“La Braise en héritage” : une belle histoire de transmission entre femmes

Claire Vergier conte les aventures d’une lignée de femmes aux caractères bien trempés et dotées par la nature de talents de “guérisseuses”. 

“La Braise en héritage” est un premier roman très réussi que Claire Vergier a dédié : « A ma mère, à mes grands-mères et à toutes les autres avant elles ».

Nous plongeons d’emblée au XVIIe siècle dans le duché de Savoie, province d’Italie. Dans un village, les habitants confient volontiers leur santé aux soins efficaces d’une guérisseuse, Catherine. Elle parcourt la campagne avec ses onguents ses pommades, ses plantes, son expérience des accouchements difficiles. Ce savoir, elle s’efforce de le partager avec sa petite-fille Jeanne, alors âgée de 7 ans. Elle l’élève depuis la mort de ses parents victimes d’une de ces épidémies meurtrières qui se succèdent dans ces temps incertains. 

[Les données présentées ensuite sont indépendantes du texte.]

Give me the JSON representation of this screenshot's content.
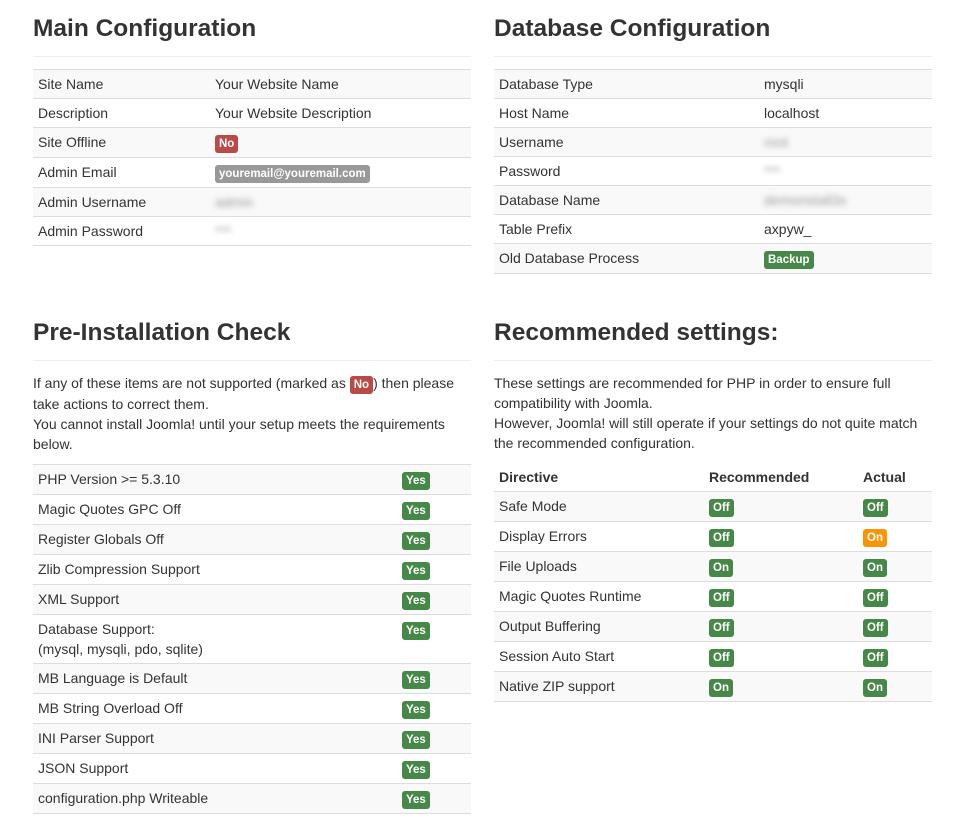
{
  "main_config": {
    "title": "Main Configuration",
    "rows": [
      {
        "label": "Site Name",
        "value": "Your Website Name"
      },
      {
        "label": "Description",
        "value": "Your Website Description"
      },
      {
        "label": "Site Offline",
        "badge": "No"
      },
      {
        "label": "Admin Email",
        "badge": "youremail@youremail.com"
      },
      {
        "label": "Admin Username",
        "value": "admin"
      },
      {
        "label": "Admin Password",
        "value": "***"
      }
    ]
  },
  "db_config": {
    "title": "Database Configuration",
    "rows": [
      {
        "label": "Database Type",
        "value": "mysqli"
      },
      {
        "label": "Host Name",
        "value": "localhost"
      },
      {
        "label": "Username",
        "value": "root"
      },
      {
        "label": "Password",
        "value": "***"
      },
      {
        "label": "Database Name",
        "value": "demonstall3x"
      },
      {
        "label": "Table Prefix",
        "value": "axpyw_"
      },
      {
        "label": "Old Database Process",
        "badge": "Backup"
      }
    ]
  },
  "preinstall": {
    "title": "Pre-Installation Check",
    "intro_1a": "If any of these items are not supported (marked as",
    "intro_badge": "No",
    "intro_1b": ") then please take actions to correct them.",
    "intro_2": "You cannot install Joomla! until your setup meets the requirements below.",
    "rows": [
      {
        "label": "PHP Version >= 5.3.10",
        "status": "Yes"
      },
      {
        "label": "Magic Quotes GPC Off",
        "status": "Yes"
      },
      {
        "label": "Register Globals Off",
        "status": "Yes"
      },
      {
        "label": "Zlib Compression Support",
        "status": "Yes"
      },
      {
        "label": "XML Support",
        "status": "Yes"
      },
      {
        "label": "Database Support:",
        "label2": "(mysql, mysqli, pdo, sqlite)",
        "status": "Yes"
      },
      {
        "label": "MB Language is Default",
        "status": "Yes"
      },
      {
        "label": "MB String Overload Off",
        "status": "Yes"
      },
      {
        "label": "INI Parser Support",
        "status": "Yes"
      },
      {
        "label": "JSON Support",
        "status": "Yes"
      },
      {
        "label": "configuration.php Writeable",
        "status": "Yes"
      }
    ]
  },
  "recommended": {
    "title": "Recommended settings:",
    "intro_1": "These settings are recommended for PHP in order to ensure full compatibility with Joomla.",
    "intro_2": "However, Joomla! will still operate if your settings do not quite match the recommended configuration.",
    "headers": [
      "Directive",
      "Recommended",
      "Actual"
    ],
    "rows": [
      {
        "directive": "Safe Mode",
        "recommended": "Off",
        "actual": "Off",
        "actual_warn": false
      },
      {
        "directive": "Display Errors",
        "recommended": "Off",
        "actual": "On",
        "actual_warn": true
      },
      {
        "directive": "File Uploads",
        "recommended": "On",
        "actual": "On",
        "actual_warn": false
      },
      {
        "directive": "Magic Quotes Runtime",
        "recommended": "Off",
        "actual": "Off",
        "actual_warn": false
      },
      {
        "directive": "Output Buffering",
        "recommended": "Off",
        "actual": "Off",
        "actual_warn": false
      },
      {
        "directive": "Session Auto Start",
        "recommended": "Off",
        "actual": "Off",
        "actual_warn": false
      },
      {
        "directive": "Native ZIP support",
        "recommended": "On",
        "actual": "On",
        "actual_warn": false
      }
    ]
  },
  "colors": {
    "success": "#468847",
    "important": "#b94a48",
    "warning": "#f89406",
    "grey": "#999999"
  }
}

Quand le village est frappé à son tour, toute la science de Catherine ne suffit pas. Elle est bientôt soupçonnée puis accusée d’être une sorcière, responsable de ce malheur. Elle est arrêtée, jugée puis brûlée en place publique. C’est le mal initial qui va marquer ses descendantes dix générations pénétrées par « cette braise » et prises dans les convulsions de l’histoire.

“La Braise en héritage”

On retrouve Jeanne quelques années plus tard à Nice dans un foyer pour orphelines, une prison dont elle va s’évader avec l’aide d’un jeune marin. Ses pérégrinations la conduisent à Paris où elle est accueillie chez les Filles de la Charité. Profondément traumatisée par son passé, elle retrouve un équilibre « en soignant les femmes et les hommes dont la vie paraissait s’acharner à leur faire croire qu’elle n’avait pas besoin d’eux ». 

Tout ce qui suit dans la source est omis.